Folha de S. Paulo
Iniquidade horrível de renda não vai diminuir
com essa conversa; tiro pode sair pela culatra
Defender o "andar de baixo" e cobrar
mais "da cobertura" se tornou o mote da propaganda política
de Lula 3.
A mudança de atitude, ou de ênfase, é reação a campanhas e situações que imprensaram
de vez um governo com muitas fraquezas, várias causadas por tiros no pé. O
motivo imediato é um combate com o objetivo de remendar as contas públicas e
de manter
dinheiro para bancar planos de impacto eleitoral.
É obrigação atacar a aberrante desigualdade brasileira. Mas é duvidoso que um governo possa fazer algo de relevante a respeito no médio prazo (até meia década); menos ainda virá mudança com esses remendos no Orçamento. Os mais ricos têm de pagar o ajuste fiscal, mas o problema depende também de contenção de despesa.
É possível que programas sociais eficientes aumentem o nível de renda dos mais pobres. Nessa hipótese otimista de redistribuição de renda, a pobreza pode cair e a desigualdade aumentar (a renda dos mais ricos aumentaria por outros motivos).Além do mais, trata-se aqui de
redistribuição, via Estado: tirar de uns, dar a outros. E a distribuição? Isto
é, como ficam os rendimentos de trabalho e capital? Tributação, transferências
(redistribuição) e "rendas indiretas" (saúde, educação e outros
serviços públicos), podem atenuar a desigualdade, mas os resultados são
incertos e, na melhor das hipóteses, demoram. O
impacto maior é na pobreza, em seus muitos aspectos.
Estudos inspirados pelo economista francês
Thomas Piketty indicam que a desigualdade de renda pouco mudou de Lula 1 a
Dilma 1. São medidas mais precisas, que levam em conta a renda
declarada no IR, não apenas em entrevistas de pesquisas como a Pnad do
IBGE, que captam mal a renda dos 10% mais ricos e muitíssimo mal a renda do
0,1% mais rico.
A pobreza diminuiu, em boa parte por causa da
melhoria no trabalho. Salários podem crescer um tanto mais com certas políticas
(como aumento do mínimo, até certo limite) e outras, "estruturais"

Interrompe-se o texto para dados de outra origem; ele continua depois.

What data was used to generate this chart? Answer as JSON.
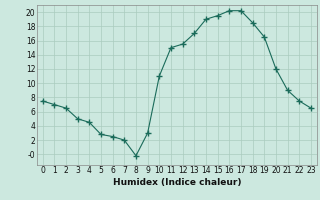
{
  "x": [
    0,
    1,
    2,
    3,
    4,
    5,
    6,
    7,
    8,
    9,
    10,
    11,
    12,
    13,
    14,
    15,
    16,
    17,
    18,
    19,
    20,
    21,
    22,
    23
  ],
  "y": [
    7.5,
    7.0,
    6.5,
    5.0,
    4.5,
    2.8,
    2.5,
    2.0,
    -0.2,
    3.0,
    11.0,
    15.0,
    15.5,
    17.0,
    19.0,
    19.5,
    20.2,
    20.2,
    18.5,
    16.5,
    12.0,
    9.0,
    7.5,
    6.5
  ],
  "line_color": "#1a6b5a",
  "marker": "+",
  "marker_size": 4,
  "bg_color": "#cce8df",
  "grid_color": "#aaccbf",
  "grid_minor_color": "#bbddd4",
  "xlabel": "Humidex (Indice chaleur)",
  "ylim": [
    -1.5,
    21
  ],
  "xlim": [
    -0.5,
    23.5
  ],
  "yticks": [
    0,
    2,
    4,
    6,
    8,
    10,
    12,
    14,
    16,
    18,
    20
  ],
  "ytick_labels": [
    "-0",
    "2",
    "4",
    "6",
    "8",
    "10",
    "12",
    "14",
    "16",
    "18",
    "20"
  ],
  "xticks": [
    0,
    1,
    2,
    3,
    4,
    5,
    6,
    7,
    8,
    9,
    10,
    11,
    12,
    13,
    14,
    15,
    16,
    17,
    18,
    19,
    20,
    21,
    22,
    23
  ],
  "xtick_labels": [
    "0",
    "1",
    "2",
    "3",
    "4",
    "5",
    "6",
    "7",
    "8",
    "9",
    "10",
    "11",
    "12",
    "13",
    "14",
    "15",
    "16",
    "17",
    "18",
    "19",
    "20",
    "21",
    "22",
    "23"
  ]
}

(educação, melhora de infraestrutura em região pobre etc.) e, fundamentalmente,
com crescimento rápido do PIB. Mas aí já estamos falando de algo além de
redistribuição de renda.
Cerca de três quartos dos rendimentos
(medidos por pesquisas domiciliares) vêm do trabalho. No primeiro trimestre
deste ano, 23,6% dos domicílios do país não tinham NENHUMA renda de trabalho,
segundo o Ipea (esse número varia pouco). É uma pista de motivos de
desigualdade e pobreza. Por que o desemprego
é cronicamente mais alto no Nordeste? No primeiro trimestre deste 2025
era de 9,8% nessa região, de 7% na média nacional e de 4,2% no Sul.
Desigualdade enorme de capital (aplicações
financeiras e outras propriedades) impedem a queda da desigualdade, mas menos
no caso da pobreza. Pobres são mais tributados do que os mais ricos. É preciso
atacar esse horror, mas os resultados, quanto à desigualdade geral, são
incertos, repita-se.
A despesa com o Bolsa Família equivalia
a 0,3% do PIB em 2010, final de Lula 2; agora, a 1,4% do PIB. O BPC, foi de
0,6% do PIB para 1%. A desigualdade pouco se move. Sem redistribuição, talvez
aumentasse —a pobreza teria aumentado.
Políticas bem-intencionadas podem ser
contraproducentes. Inflação e instabilidade econômica (altas e baixas de
desemprego) prejudicam mais os mais pobres; com altas de juros, uma
decorrência, detentores de ativos financeiros tendem a ganhar.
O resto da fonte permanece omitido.